They got a way to have a voice and they felt heard

Dennis Hanagan –

A Downtown school principal hopes to hear some of his students performing at a high-profile event this summer.

“Hopefully we’ll get picked for something for the Pan Am Games,” says Craig Tsuji, principal at the Downtown Vocal Music Academy that comes under the Toronto District School Board. “We’re trying to get into some big things.”

The academy at Ryerson Community School on Denison Ave. immerses children grades 4 to 8 in music. “We have a whole bunch of things in the works. We’re just trying to pick and choose what we’re going to do,” Tsuji says. He envisions his students one day singing the national anthem at a Blue Jays game.

At Christmas they sang for the Rotary Club at Casa Loma. When the weather warms up they’re planning pop-up concerts Downtown at Dundas Square and in the financial district.

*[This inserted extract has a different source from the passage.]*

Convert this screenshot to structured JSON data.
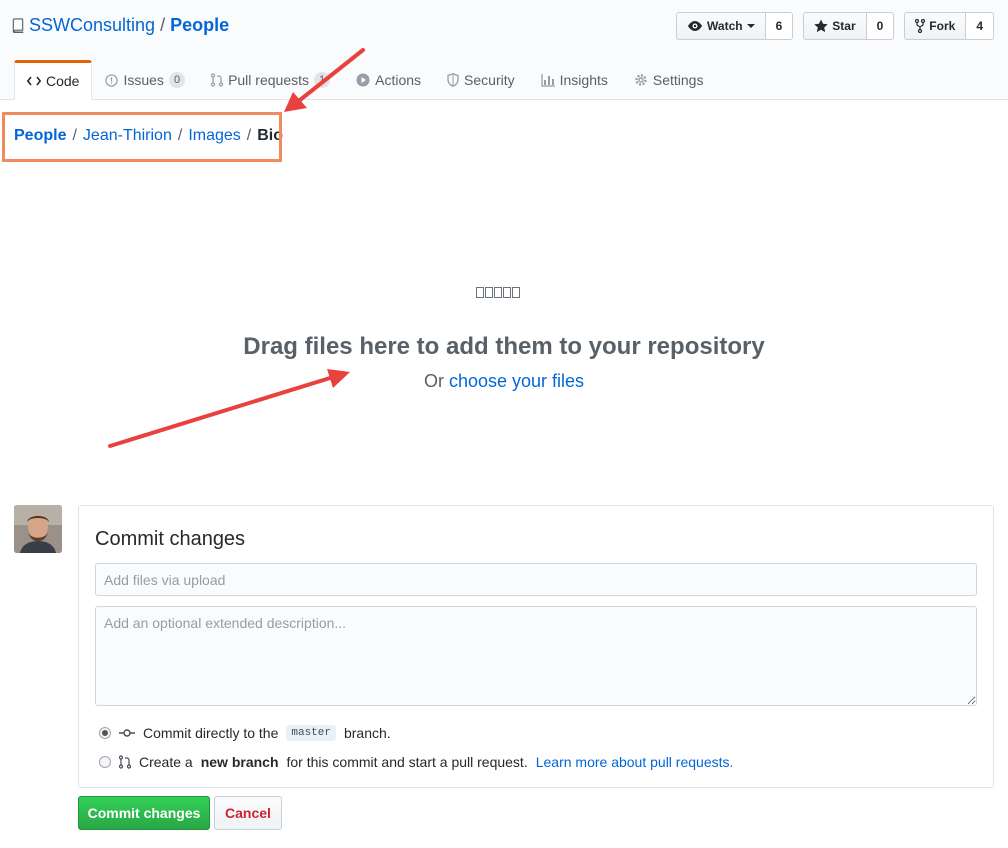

The school started in September 2012. It accepts students from across the GTA. No auditions are required. It follows the Ontario curriculum but singing, performing and learning about music are at the academy’s core.

“Where we can we try to integrate as much vocal music as possible,” says Tsuji. Kids can also perform in musicals or try their hand at ukulele playing. He hopes they’ll soon have the choice to learn African drumming.

“We’re trying to develop a competitive showcase choir. You have to try out for it. It’s for kids that really want to go on in singing and in music,” Tsuji says.

He’s found that his students learn better when their studies are set against a music backdrop; they study music every day. One of his science teachers had his students learn a rap song to better memorize a chart.

“They seemed to get it quicker,” says Tsuji. “At the same time they enjoyed it. We ‘re still striving for the high achievement levels as anyone else on the (TDSB) if not higher.”

In another case students complained about bullying, so Tsuji turned it into an opportunity to put the academy’s core subject to work.
“I said if you want me to hear you write a song about it, your teacher will help you, and sing it to me. They wrote beautiful blues tunes. They were doing 3-part harmonies,” says Tsuji.

“We gave them a way to have a voice, and they felt heard.”

The sense of achievement students gain from their musical creations can affect their other studies, Tsuji feels.

“When you achieve your behaviour changes, your attitude changes, your attendance changes,” says Tsuji. “If kids achieve with the musical side … and see that it’s valued (then) everything starts spiralling up, meaning getting better and better. That’s what we’re hoping.”

Registration is done online and will close on March 27. Late applications will be put on a waiting list.